The posts on The New Spirituality blog are responses to Rabbi Sid Schwarz’s lead essay in his book, Jewish Megatrends: Charting the Course of the American Jewish Future (Jewish Lights). In that essay, which was posted on this site on May 5, 2016, Schwarz argues that any organization that hopes to speak to the next generation of American Jews needs to advance one or more of four key value propositions. They are: Chochma, engaging with the wisdom and practice of our inherited Jewish heritage; Kedusha, helping people live lives of sacred purpose; Tzedek, inspiring people to work for a more just and peaceful world; and Kehillah, creating intentional, covenantal communities that bind people to one another and to a shared mission.

My community is defined by ‘outward looking’ sensibilities, a seeking of new collective forms of engagement, meaning-making, dissatisfaction with the status quo, and systemic social change work.

My work is focused on shifting power from the institutional towards the grassroots within the Toronto Jewish community. The Canadian Jewish community has historically been traditional in its observance, in large part a result of a stronger association with the Holocaust due to a higher percentage of Holocaust survivors moving to Canada instead of the US (20% of the population in Canada vs. 5% of the population in the US), and the Canadian value of multiculturalism, which has meant that maintaining one’s unique cultural and religious identity has been supported and encouraged in the public realm, a manifestation of the mosaic effect. A lack of the influence of the Protestant work ethic has meant less support of innovation, a mindset that has greatly influenced the trajectory of American Jewish community. As a result, the Canadian Jewish community has found itself struggling to look ‘outwards.’

For example, social action is the ‘go to’ for fulfilling the Jewish value of tikkun olam- this looks like volunteerism, food bank drives and immigrant resettlement. These are aspects of tikkun olam that should not go unnoticed, but in my mind these manifestations speak to a lack of understanding the need to be directing tikkun olam work on focusing towards the roots of injustice and inequality.
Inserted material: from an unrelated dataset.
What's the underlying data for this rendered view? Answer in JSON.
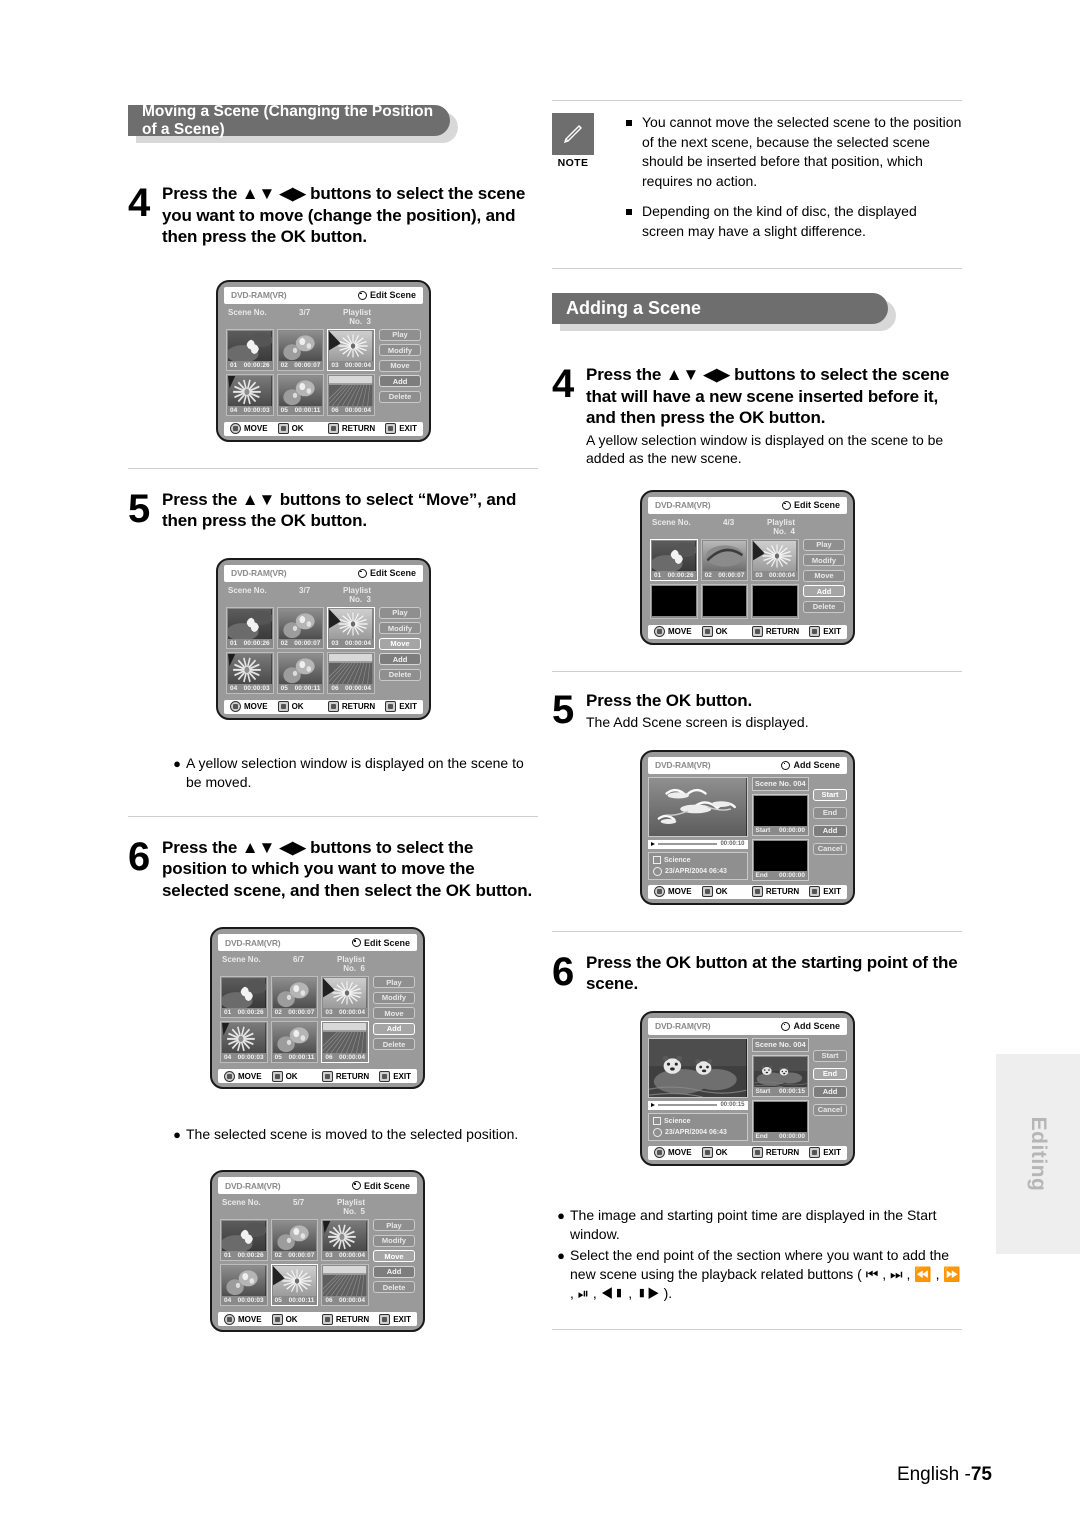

When I think about specific Canadian Jewish organizations focused on social justice (outside of established organizations such as Jewish Family and Child Services) very few come to mind. We would struggle to establish a Jewish Social Justice Roundtable like the one in the US simply because there are so few organizations right now that could sit at such a table. Part of my work is oriented towards bringing a systemic social change framework to my community, so we can re-commit to work for the sort of just world that Judaism supports.

Most recently I have co-founded a downtown Toronto Jewish Community Fund. Our work is focused on developing a fund that will financially support downtown Toronto Jewish initiatives that have traditionally been overlooked for funding. We work from the community-organizing framework that social change comes about through organized people and organized money. We believe that our community is strong people-wise, but we are deeply lacking in financial support. The fund is not only a means to create a democratic funding model, but is also a community space and learning environment to develop new Jewishly-inspired relationships and to educate ourselves on grassroots funding frameworks inspired by Jewish teaching. Although our initiative is very much financial in terms of theme, we see that our space can have several functions. Our work is just as much about the process as it is about the end result. We see ourselves as setting an example of what a new Jewish community can look like.

Inspiring my work is the sense that the greater Toronto Jewish community has largely overlooked Jews that are not traditionally easy to engage (be it because of marital status, geographical location, gender identity etc.), relegating them to the margins of the community. These people are very much so the covenantal Jews that Rabbi Schwarz speaks of, a group that is yearning for connection but that has struggled to find it.